Custom output transform for BigQuery:
import com.google.api.services.bigquery.model.TableSchema
import com.spotify.scio.bigquery.BigQueryUtil
import org.apache.beam.sdk.io.gcp.bigquery.BigQueryIO.Write.WriteDisposition
import org.apache.beam.sdk.io.gcp.bigquery._
import org.apache.beam.sdk.transforms.PTransform
import org.apache.beam.sdk.values.{PCollection, PDone, ValueInSingleWindow}
def saveAsBigQuery(tblPrefix: String,
tblSchema: String,
writeDisposition: WriteDisposition):
PTransform[PCollection[TableRow], PDone] = {
BigQueryIO.writeTableRows()
.to(new DynamicDestinations[TableRow, String] {
override def getTable(tblSuffix: String): TableDestination = {
// TODO: construct table name
val tblName = "%s_%s".format(tblPrefix, tblSuffix)

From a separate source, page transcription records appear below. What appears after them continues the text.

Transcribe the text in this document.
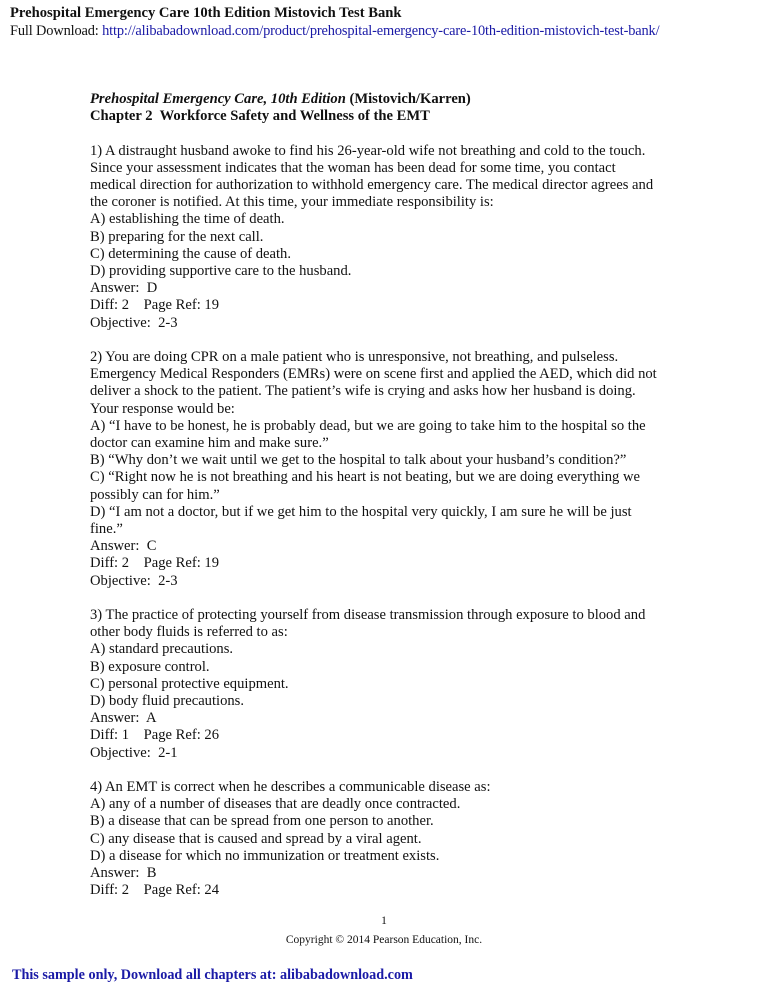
Prehospital Emergency Care 10th Edition Mistovich Test Bank
Full Download: http://alibabadownload.com/product/prehospital-emergency-care-10th-edition-mistovich-test-bank/
Prehospital Emergency Care, 10th Edition (Mistovich/Karren)
Chapter 2  Workforce Safety and Wellness of the EMT
1) A distraught husband awoke to find his 26-year-old wife not breathing and cold to the touch.
Since your assessment indicates that the woman has been dead for some time, you contact
medical direction for authorization to withhold emergency care. The medical director agrees and
the coroner is notified. At this time, your immediate responsibility is:
A) establishing the time of death.
B) preparing for the next call.
C) determining the cause of death.
D) providing supportive care to the husband.
Answer:  D
Diff: 2    Page Ref: 19
Objective:  2-3
2) You are doing CPR on a male patient who is unresponsive, not breathing, and pulseless.
Emergency Medical Responders (EMRs) were on scene first and applied the AED, which did not
deliver a shock to the patient. The patient’s wife is crying and asks how her husband is doing.
Your response would be:
A) “I have to be honest, he is probably dead, but we are going to take him to the hospital so the
doctor can examine him and make sure.”
B) “Why don’t we wait until we get to the hospital to talk about your husband’s condition?”
C) “Right now he is not breathing and his heart is not beating, but we are doing everything we
possibly can for him.”
D) “I am not a doctor, but if we get him to the hospital very quickly, I am sure he will be just
fine.”
Answer:  C
Diff: 2    Page Ref: 19
Objective:  2-3
3) The practice of protecting yourself from disease transmission through exposure to blood and
other body fluids is referred to as:
A) standard precautions.
B) exposure control.
C) personal protective equipment.
D) body fluid precautions.
Answer:  A
Diff: 1    Page Ref: 26
Objective:  2-1
4) An EMT is correct when he describes a communicable disease as:
A) any of a number of diseases that are deadly once contracted.
B) a disease that can be spread from one person to another.
C) any disease that is caused and spread by a viral agent.
D) a disease for which no immunization or treatment exists.
Answer:  B
Diff: 2    Page Ref: 24
1
Copyright © 2014 Pearson Education, Inc.
This sample only, Download all chapters at: alibabadownload.com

new TableDestination(tblName, null)
}
override def getDestination(tblRow: ValueInSingleWindow[TableRow]): String = {
// TODO: determine hourly table suffix based on event time in tblRow object
}
override def getSchema(destination: String): TableSchema = {
BigQueryUtil.parseSchema(tblSchema)
}
})
.withWriteDisposition(writeDisposition)
.asInstanceOf[PTransform[PCollection[TableRow], PDone]]
}
Apply custom output transform using the function above:
import org.apache.beam.sdk.io.gcp.bigquery.BigQueryIO.Write
val tblPrefix = "table_prefix"
val tblSchema = "table_schema" // TODO: this needs to be in valid BigQuery schema format
val writeDisposition = Write.WriteDisposition.WRITE_APPEND
val bqTransform = saveAsBigQuery(
tblPrefix,
tblSchema,
writeDisposition)
// assuming tblRows is an SCollection[TableRow]
tblRows.saveAsCustomOutput("saveAsBigQuery", bqTransform)